Debe ser que unas fiestas navideñas les saben a poco y, por eso: «En 2026, Logroño tendrá dos navidades. La normal en diciembre y luego el último fin de semana de junio vamos a organizar el Congreso Nacional Belenista aquí y vamos a montar tres exposiciones, una será en el claustro de Palacio, otra en Caja Rioja La Merced y otra en el Riojaforum. La gente podrá visitar estas tres exposiciones en junio como si fuera Navidad, pero con el buen tiempo, en manga corta».
Lo de Luis Javier con los belenes empezó por pura casualidad, por una de esos golpes inesperados que tiene la vida. «Hace ya 40 años puse un belén en el escaparate de mi negocio y el que era presidente de la asociación por aquel entonces lo vio y me preguntó que por qué no participaba. Después, coincidimos en la parroquia de San Pablo, donde él montaba un belén, y yo por las noches cuando se iban me pasaba a escondidas para ver qué habían hecho y cómo lo habían hecho.
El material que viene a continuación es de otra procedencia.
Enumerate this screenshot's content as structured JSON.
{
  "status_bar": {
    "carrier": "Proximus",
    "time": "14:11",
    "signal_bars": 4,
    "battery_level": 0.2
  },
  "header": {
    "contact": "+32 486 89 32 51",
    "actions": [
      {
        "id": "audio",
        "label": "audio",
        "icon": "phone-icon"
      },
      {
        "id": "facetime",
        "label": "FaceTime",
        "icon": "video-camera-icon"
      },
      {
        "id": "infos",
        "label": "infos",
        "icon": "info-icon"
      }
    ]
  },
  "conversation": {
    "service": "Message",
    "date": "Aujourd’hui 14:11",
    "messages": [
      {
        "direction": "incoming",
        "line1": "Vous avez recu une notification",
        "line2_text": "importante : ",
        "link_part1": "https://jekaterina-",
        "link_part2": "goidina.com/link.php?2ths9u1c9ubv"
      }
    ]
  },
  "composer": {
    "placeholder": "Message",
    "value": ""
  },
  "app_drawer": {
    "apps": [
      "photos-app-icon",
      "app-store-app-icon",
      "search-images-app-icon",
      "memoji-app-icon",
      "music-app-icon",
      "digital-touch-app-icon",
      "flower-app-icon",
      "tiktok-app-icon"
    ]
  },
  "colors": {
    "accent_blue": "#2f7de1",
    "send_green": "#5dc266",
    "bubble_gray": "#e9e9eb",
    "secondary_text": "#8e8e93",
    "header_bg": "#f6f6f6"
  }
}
Un día me pillaron y allí empecé», recuerda.

«Es una afición que engancha mucho. Vas por el monte y ves una ramita y dices ‘me vendría bien para el belén’, o vas a una tienda y ves un botijo que también le iría bien», cuenta Luis Javier. Pero eso no es lo mejor. Lo mejor es que los miembros de la asociación han creado una familia. «La gente se anima, colabora, entonces estamos muy contentos por el buen ambiente y la gente se engancha por eso: por el buen ambiente y también porque les sirve para desconectar. Vas a hacer tu belén y desconectas de la vida rutinaria, del trabajo, de las historias que todos tenemos y consigues pasar un buen rato, relajarte y estar entre amigos».

Su parte favorita la tiene muy clara: ver la cara de ilusión de quienes visitan la exposición. «Nuestro récord son 45.000 visitas una Navidad», cuenta orgulloso. Solo hace falta pasarse por la exposición, abierta hasta el próximo lunes 5 en horario de 18:00 a 21:00, para ver que está siendo un éxito en gentes de todas las edades.